Jesus describes himself in the gospel as the way, the truth and the life. According to The Word Among Us, as the Way, Jesus is the perfect Son of the Father who showed us how to live and how to love. And every word Jesus spoke was the Truth. When he made a promise, it was fulfilled. Every miracle he performed, every parable he told, every sermon he preached demonstrated the love our heavenly Father has for us and the way he wants us to live in love with each other.

Jesus is also the Life. To know Jesus is to be fully alive because he has given us a share in his own divine life. He has chosen to live in us, to make his home in us, to place his own life in our hearts and to make that life the wellspring of our own lives. He comes to satisfy our deepest needs and to rejoice with us at every good gift. He comes to teach us, to fill us and to guide us.
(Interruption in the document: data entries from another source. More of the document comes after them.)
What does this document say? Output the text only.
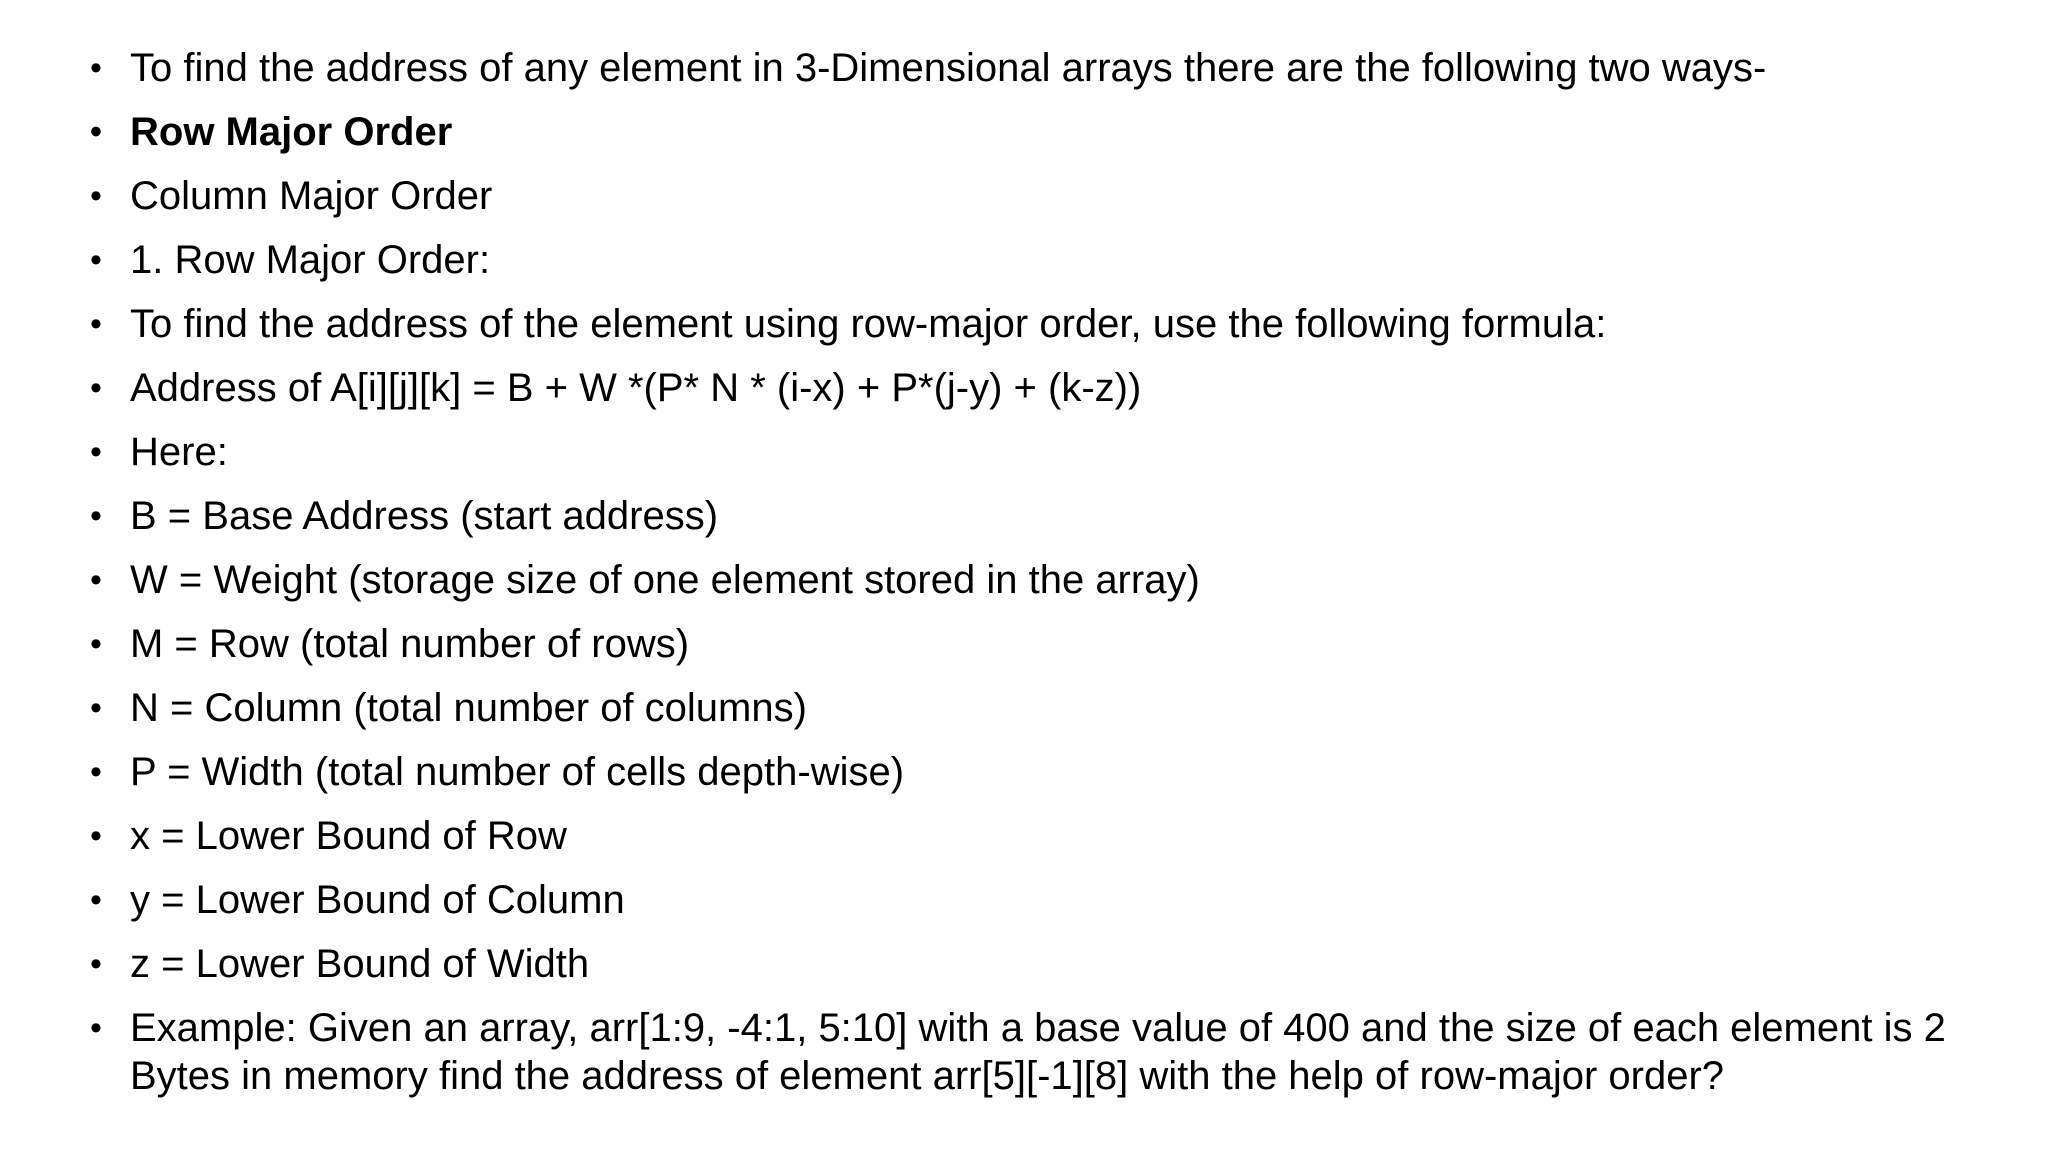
• To find the address of any element in 3-Dimensional arrays there are the following two ways-
• Row Major Order
• Column Major Order
• 1. Row Major Order:
• To find the address of the element using row-major order, use the following formula:
• Address of A[i][j][k] = B + W *(P* N * (i-x) + P*(j-y) + (k-z))
• Here:
• B = Base Address (start address)
• W = Weight (storage size of one element stored in the array)
• M = Row (total number of rows)
• N = Column (total number of columns)
• P = Width (total number of cells depth-wise)
• x = Lower Bound of Row
• y = Lower Bound of Column
• z = Lower Bound of Width
• Example: Given an array, arr[1:9, -4:1, 5:10] with a base value of 400 and the size of each element is 2 Bytes in memory find the address of element arr[5][-1][8] with the help of row-major order?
Jesus is the way, the truth and the life. In him, we lack nothing. He has given us so much more than pardon for our sins, He has given us a whole new way of living a life in union with him and his heavenly Father. As I like to put it, our Catholic spirituality can be summed up in one sentence: We are coming back to the Father through Jesus, in the Spirit, with Mary our Mother.

St Marie de L’Incarnation

St. Marie of the Incarnation was someone who truly had faith in Jesus and expressed that faith through loving service to especially the Indigenous people whom she served. The first missionary woman to the New World, Marie was born in Tours, France, in 1599. Denying her own attraction to religious life, Marie honored her father’s wishes and married Claude Martin in 1617. Claude died only three years later. Soon after, Marie began receiving revelations concerning the Incarnation, the Sacred Heart, and the Blessed Trinity. After seeking spiritual direction, she entered the Ursuline monastery in Tours.

Encouraged by a dream, she set sail with two other Ursulines, arriving in Quebec City in 1639. There, they opened their first school in Lower-town. The school grew despite sickness, poverty and strained relations with the Indigenous peoples. When Quebecers were threatened by tensions with the Iroquois nation, Marie was recalled to France but she chose to remain in New France. She composed catechisms in Huron and Algonquin, and a dictionary of French and Algonquin. Marie died in Quebec in 1672. She was beatified in 1980 and canonized in 2104 by Pope Francis.

The Eucharist is a deep act of faith in Jesus as the Messiah, Savior, Son of God and Risen Lord. We listen to his Word and receive his Body and Blood. Having worshipped him, we are then sent out as was St. Marie of the Incarnation, to spread the good news of God’s love in Jesus, inviting others to make their home in the Trinity.